Filipina film star Maria Isabel Lopez shows her mosaic art in Sebastopol garden
Visitors to Maria Isabel Lopez’s “studio” will find that the art display begins not at the door but the back gate.
Almost completely concealed behind the 1850s farmhouse in Sebastopol where she works and lives with her partner, Jonathan Melrod, is a vast garden mansion of multiple rooms, each a distinctive surprise. Here a meadow of graceful grasses, there a waterfall spilling into a pond. Pathways wend gently among densely layered plantings of exploding perennials and walls of semi-formal hedges, past a 300-year-old oak and groves of almost every fruit-bearing tree imaginable.
Lopez is one of more than 160 artists who will welcome visitors and collectors to their homes and studios this weekend and next to view their “Art at the Source.”
But Lopez wants it known that the garden itself is not just a spectacular backdrop for her mosaics. It is, she says, a work of art itself, lovingly developed over 17 years as the slowly unfolding dream of Melrod, a human rights attorney who she met through a mutual friend on Facebook.
“There is a symbiosis between the garden and caring about people and the environment,” said Melrod of this lush place where he and Lopez connect quietly and in conversation over their shared love of natural beauty, eating clean out of the garden and being a voice for the poor and oppressed.
Visitors during the open studios weekends are welcome to explore the lavishly landscaped grounds designed by Gary Ratway of Albion, who has done many exceptional North Coast gardens, and tended by Melrod, with support from longtime Sebastopol gardener Lena Hahn-Schuman.
“It’s been my life’s project since I came up here,” said Melrod, a man of boundless enthusiasm for his ever-evolving three-dimensional artwork. “I can’t afford to do it all at once but I add a little bit more every year.”
His latest addition, still a work in progress, is a small rammed earth guest house by the pool with massive reclaimed wood doors under construction by John Richards of Ukiah that serves now as an open air gallery for Lopez’s work during Art at the Source.
Lopez leads a double life. In one life she lives in rural west Sonoma County, where she dresses down in jeans and work boots and devotes herself to her art and cooking out of the bounteous garden begun by Melrod. Her other life is in the Philippines. When she alights from the plane in Manila she assumes her other persona as a glamorous movie and TV star.
“When we first went to the Philippines together we went to a mall. I had to go to the bathroom. I come out and there are 50 people surrounding her taking selfies,” said Melrod, shaking his head. He had barely paid attention to her online profile when they began sharing comments on more serious issues.

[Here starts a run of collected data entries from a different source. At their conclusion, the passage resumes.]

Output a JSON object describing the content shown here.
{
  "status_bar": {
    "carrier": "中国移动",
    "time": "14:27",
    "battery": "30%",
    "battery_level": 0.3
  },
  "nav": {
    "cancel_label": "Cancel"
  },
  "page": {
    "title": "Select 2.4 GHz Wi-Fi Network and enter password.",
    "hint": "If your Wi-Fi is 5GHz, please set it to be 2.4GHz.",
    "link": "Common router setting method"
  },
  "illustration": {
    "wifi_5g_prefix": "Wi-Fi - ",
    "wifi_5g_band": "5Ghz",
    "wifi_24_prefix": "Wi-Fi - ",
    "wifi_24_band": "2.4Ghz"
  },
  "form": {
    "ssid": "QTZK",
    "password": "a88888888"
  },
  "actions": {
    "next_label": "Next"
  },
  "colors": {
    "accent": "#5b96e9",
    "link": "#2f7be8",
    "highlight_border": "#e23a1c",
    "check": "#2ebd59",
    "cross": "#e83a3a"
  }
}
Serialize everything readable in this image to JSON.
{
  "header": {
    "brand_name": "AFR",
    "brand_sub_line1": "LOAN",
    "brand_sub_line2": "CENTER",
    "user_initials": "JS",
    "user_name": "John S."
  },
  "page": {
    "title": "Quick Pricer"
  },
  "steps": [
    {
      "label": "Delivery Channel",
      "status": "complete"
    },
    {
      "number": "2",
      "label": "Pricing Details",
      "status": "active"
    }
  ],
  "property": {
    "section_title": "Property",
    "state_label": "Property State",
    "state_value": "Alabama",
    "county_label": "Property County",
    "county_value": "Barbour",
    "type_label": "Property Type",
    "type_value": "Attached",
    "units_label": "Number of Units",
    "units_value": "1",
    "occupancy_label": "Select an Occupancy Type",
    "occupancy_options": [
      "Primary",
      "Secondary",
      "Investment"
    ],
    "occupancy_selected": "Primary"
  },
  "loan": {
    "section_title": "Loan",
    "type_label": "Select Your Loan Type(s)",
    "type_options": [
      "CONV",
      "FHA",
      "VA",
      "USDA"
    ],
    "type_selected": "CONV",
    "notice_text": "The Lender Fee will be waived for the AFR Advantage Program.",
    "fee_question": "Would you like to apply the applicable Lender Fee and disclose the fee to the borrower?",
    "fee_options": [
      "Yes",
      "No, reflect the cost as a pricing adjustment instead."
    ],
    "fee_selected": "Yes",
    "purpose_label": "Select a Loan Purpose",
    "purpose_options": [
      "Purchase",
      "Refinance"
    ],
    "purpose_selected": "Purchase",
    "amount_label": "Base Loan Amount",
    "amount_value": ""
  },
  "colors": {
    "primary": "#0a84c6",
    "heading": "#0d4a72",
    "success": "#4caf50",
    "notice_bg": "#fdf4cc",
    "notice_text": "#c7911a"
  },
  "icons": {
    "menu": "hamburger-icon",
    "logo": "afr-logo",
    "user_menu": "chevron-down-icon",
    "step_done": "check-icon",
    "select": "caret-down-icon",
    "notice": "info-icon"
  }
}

The pair had instead, bonded over their mutual concern for human rights causes and have now been a couple for three years. In her home country Lopez has used her celebrity to draw attention to women’s rights. She works with Gabriela, the radical women’s movement and political party battling violence, human trafficking, censorship, environmental degradation and poverty.
Her passions are frequently reflected in her artwork, a love she has only recently returned to in a serious way after some 35 years in entertainment. Among the pieces on display in the garden for Art at the Source is a mixed media portrait of a real woman, a political prisoner, whose cause she and Melrod took up on one trip to the Philippines. They found her in an 18-foot cell where 32 women were crammed in 120-degree heat. Working with a human rights organization the couple gained access to the jail and brought food and books to the prisoners. With a smuggled cellphone Lopez snapped a photo of the woman with her baby. That image became the basis for her portrait. The pair ultimately were not successful in persuading the jail to allow the woman to keep her nursing baby past six months.
They remain undeterred. Lopez is now working on a biographical drama about Bai Bibyaon, the first female chieftain of her Manobo tribe, who led a tribal war against logging and mining companies that threatened to destroy ancestral lands. At 92 she is still fighting for the rights of indigenous people. Lopez plays Bibyaon in middle age while her daughter, also an actress, portrays the chieftain as a young woman.
“She’s very brave,” said Lopez. “It involves a lot of issues from women’s rights to environmentalism.”
Lopez had little while growing up, an experience that informs her art, fuels her passion for good food and healthy living and fires her activism.
“We were so deprived. That made me creative. I created my own toys,” she remembered. “I would get scraps from notebooks and cut them into paper dolls and then design clothes for them. That was the beginning of my art.”